Matthew shook his head. “It'd be no use. Dogs are dogs.”
Scotty chuckled. “I've owned six dogs in my lifetime. None like hers.”
“That's just it,” Matthew said. “We don't know what kind of person she is. What if she cries?” he implored. “What if she has a gun?”
Scotty raised a brow. “Don't you deal with unpleasant conversations every day?”
Matthew's business card read Termination Consultant. He fired people for other people.
He visited offices he'd never seen before and would never see again. He started conversations with “Nice to meet you,” and ended them with “I'm sure you'll land on your feet.” He did the dirty work of CEOs, managers, pizza parlor owners.
And he consoled those he fired. He absorbed their horror. Their pain. “She doesn't even have the guts to fire me herself?” they'd scream.
“Tell it to me, not to her,” he'd say like a wise, calm yoga instructor. He loved his job.
But this was different. The matter with the dog lady was different.
“What's so different?” Scotty asked.
“Being a third party is miles away from first or second, and you know it,” Matthew said as he bowed his head and rubbed his temples in circles that went nowhere.
“I don't know. Look at it logically,” Scotty began, and Matthew tuned him out after that.
Scotty and his logic. Scotty and his need to draft a forty-page battle plan when all Matthew needed was an ear.
It was charming at first. “Hey, I'm Scotty. I'll be your personal trainer.”
Then it became tolerable. “Give me five more! JUST FIVE MORE!”
Now, Matthew wasn't sure what it was.
“It makes sense,” Scotty concluded, “to just go over there and, you know, talk.”
Matthew grumbled. He didn't want to talk. He just wanted quiet.
A week later, Matthew bought a Dog-Dozer.
Bright phone screen: 11:42 PM.
YAP YAP YAP!
“What's a Dog-Dozer?” Scotty asked, sitting on the couch with a book. He wore eyeglasses and boxers.
From a desk drawer, Matthew removed the device. It fit in the palm of his hand, like a walkie-talkie. Like a detonator. It had a pull-out antenna and a spin dial that went to ten. It had a button on the side that said “DOZE.” It gleamed in the lamplight.
“Let's take it for a spin,” Matthew said with a grin. He scampered to the front door.
Scotty sipped chamomile.
YAP YAP YAP! the dog went, now in a higher pitch, as if it knew a human had stepped closer.
Matthew switched the device to ON. He pulled out the antenna. He spun the dial to four. No, five. He lifted the Dog-Dozer toward the door. He pressed and held the button marked “DOZE.”
Matthew and Scotty heard a prolonged, tiny squeal emanate from the device, but only because they knew to listen for it.
YAP YAP YAP!
Keeping his finger on the “DOZE” button, Matthew spun the dial with his free thumb. To six. To seven. To eight.

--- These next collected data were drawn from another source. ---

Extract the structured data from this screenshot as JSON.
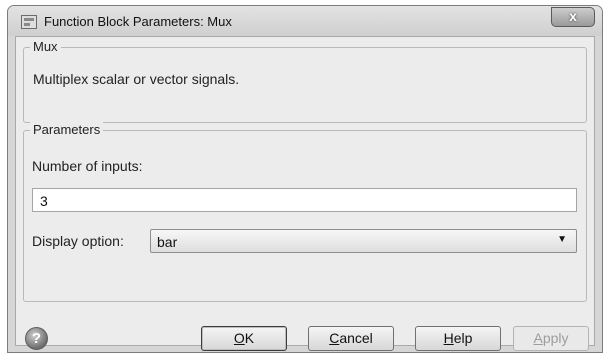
{
  "window": {
    "title": "Function Block Parameters: Mux",
    "close_label": "x"
  },
  "mux_group": {
    "heading": "Mux",
    "description": "Multiplex scalar or vector signals."
  },
  "parameters_group": {
    "heading": "Parameters",
    "num_inputs_label": "Number of inputs:",
    "num_inputs_value": "3",
    "display_option_label": "Display option:",
    "display_option_value": "bar"
  },
  "buttons": {
    "ok": {
      "mnemonic": "O",
      "rest": "K"
    },
    "cancel": {
      "mnemonic": "C",
      "rest": "ancel"
    },
    "help": {
      "mnemonic": "H",
      "rest": "elp"
    },
    "apply": {
      "mnemonic": "A",
      "rest": "pply"
    }
  },
  "help_icon_glyph": "?",
  "icons": {
    "app": "block-parameters-icon",
    "help": "help-icon",
    "close": "close-icon",
    "dropdown": "chevron-down-icon"
  }
}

The squeal grew higher, pitchier.
Scotty put his book down. “Is this safe?” he asked.
“The website said 'safe,'” Matthew said.
YAP! YAP! YAP YAP YAP YAP YAP!
Nine. Ten. He spun it to ten.
The pitch disappeared into the highest realm of inaudibility. Yet Matthew and Scotty could feel the squeal in their skulls.
Scotty said, “Don't hurt the dog.”
“I won't hurt the dog.”
“I like dogs.”
“I know you like dogs,” Matthew said.
He pushed the dial against ten. Ten. An ultrasonic TEN.

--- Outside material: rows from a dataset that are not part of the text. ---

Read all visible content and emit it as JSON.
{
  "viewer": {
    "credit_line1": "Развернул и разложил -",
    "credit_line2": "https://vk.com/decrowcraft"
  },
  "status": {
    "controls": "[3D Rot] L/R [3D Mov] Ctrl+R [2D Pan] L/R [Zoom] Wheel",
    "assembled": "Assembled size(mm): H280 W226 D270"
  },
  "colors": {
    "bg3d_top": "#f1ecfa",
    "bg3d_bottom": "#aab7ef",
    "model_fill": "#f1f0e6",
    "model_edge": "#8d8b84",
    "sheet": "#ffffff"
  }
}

YAP! YAP! YAP YAP YAP YAP!
Like a gunshot.
Like a body.
No more yaps.
Matthew's eyes went wide. He spun and looked at Scotty. His eyes were wide too.
Matthew cleared his throat, shut the Dog-Dozer off, and placed it on an end table. With the calm of a president, he headed toward the bedroom, stepping over the cracked, rubber-sleeve mug on the floor. Chamomile everywhere.
Scotty protested. “Do you think we should—?”
“But what if you—?”
Matthew shut the door, finding himself in a dark room, his heart speeding.
He felt his way toward the bed. He crawled under the covers. He curled into a ball. He stayed awake.
Minutes later, he felt Scotty's cold arm slip around his torso.
And the dog did not bark. For the first time in months, the dog did not bark. For the first time in months, Matthew was reunited with the unbroken sounds of nighttime. The wall clock ticking. The refrigerator humming. The streetlights buzzing. Scotty's deep breathing.
And no YAP. No YAP. No YAP no YAP no YAP.
“Matthew,” Scotty said. “We need to talk.”
Matthew's eyes were as still as the oncoming night. “I know.”